Euro leaders agreed in June to recapitalise the Spanish banks directly from the euro bailout funds, while Madrid announced plans for a bad bank to purge its banks of toxic property loans in August. Bankia has received just €4.5 billion of the €19 billion from FROB.

Mr Goirigolzarri, a former second-in-command at Spain’s second largest bank BBVA, stressed the importance of acting quickly to move toxic assets into the bad bank but that this had to be supervised carefully. “You cannot have any gap in the management of real estate,” he said.

Spain has about €185 billion of distressed property loans and repossessed properties, including about 46,000 foreclosed apartments on Bankias books. Property prices have fallen by an estimated 25 per cent during the countrys four-year property crash.

Mr Goirigolzarri said he expects the bank deal signed by euro leaders in July to be honoured, despite the joint statement from the German, Finnish and Dutch finance ministers earlier this week saying that “legacy assets” or past bad bank debt should stay with national governments.

“For me it is difficult to understand what the statement meant. Were they talking about the Irish banks or where they considering the Spanish banks?” he said.

“I don’t have a clear understanding of what they said but in any case, in July, we defined the procedures and a memorandum of understanding.
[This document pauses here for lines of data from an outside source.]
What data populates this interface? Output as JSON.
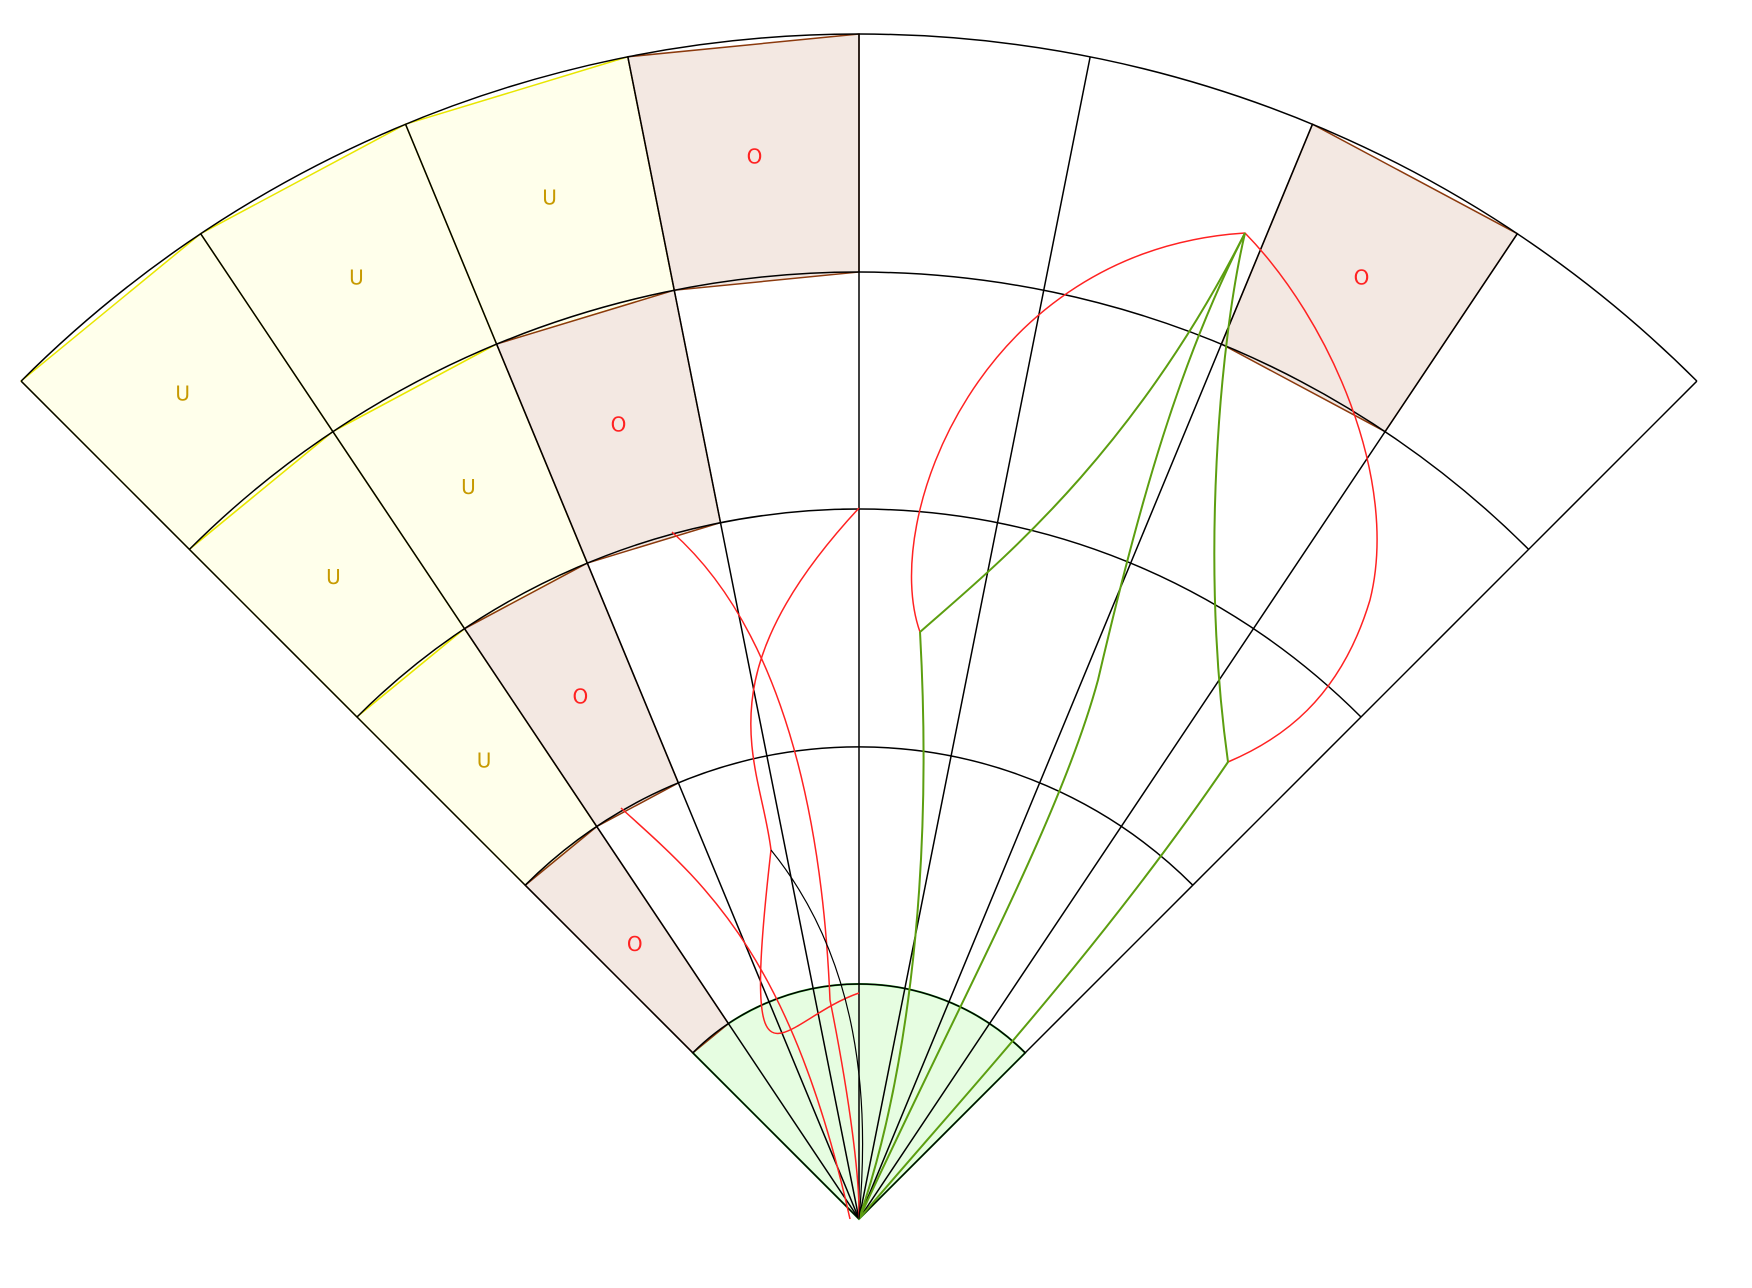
{
  "colors": {
    "grid": "#000000",
    "yellow_fill": "#ffffeb",
    "yellow_stroke": "#e8e600",
    "brown_fill": "#f3e8e2",
    "brown_stroke": "#8b3a0e",
    "green_fill": "#e6fde1",
    "green_stroke": "#33cc33",
    "red_curve": "#ff2222",
    "olive_curve": "#5c9e10",
    "u_label": "#c79a00",
    "o_label": "#ff2222"
  },
  "labels": {
    "u": "U",
    "o": "O"
  },
  "u_cells": [
    {
      "ring": 4,
      "sector": 0
    },
    {
      "ring": 4,
      "sector": 1
    },
    {
      "ring": 4,
      "sector": 2
    },
    {
      "ring": 3,
      "sector": 0
    },
    {
      "ring": 3,
      "sector": 1
    },
    {
      "ring": 2,
      "sector": 0
    }
  ],
  "o_cells": [
    {
      "ring": 4,
      "sector": 3
    },
    {
      "ring": 3,
      "sector": 2
    },
    {
      "ring": 2,
      "sector": 1
    },
    {
      "ring": 1,
      "sector": 0
    },
    {
      "ring": 4,
      "sector": 6,
      "right_side": true
    }
  ]
}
I suppose – and I hope – that everyone is going to honour their words.”

Speaking at a banking conference in Madrid last night, Jonathan McMahon, the head of banking supervision in Ireland until earlier this year, said it would be wrong to think of the bank debts of Ireland and Spain “as exclusively as the liability of Irish or Spanish taxpayers”.

“Government absorption of the losses in Spain and Ireland has been good for the good of the euro zone as a whole, and it now needs to be discharged by the euro zone as a whole,” said Mr McMahon, who is now a consultant at Mazars.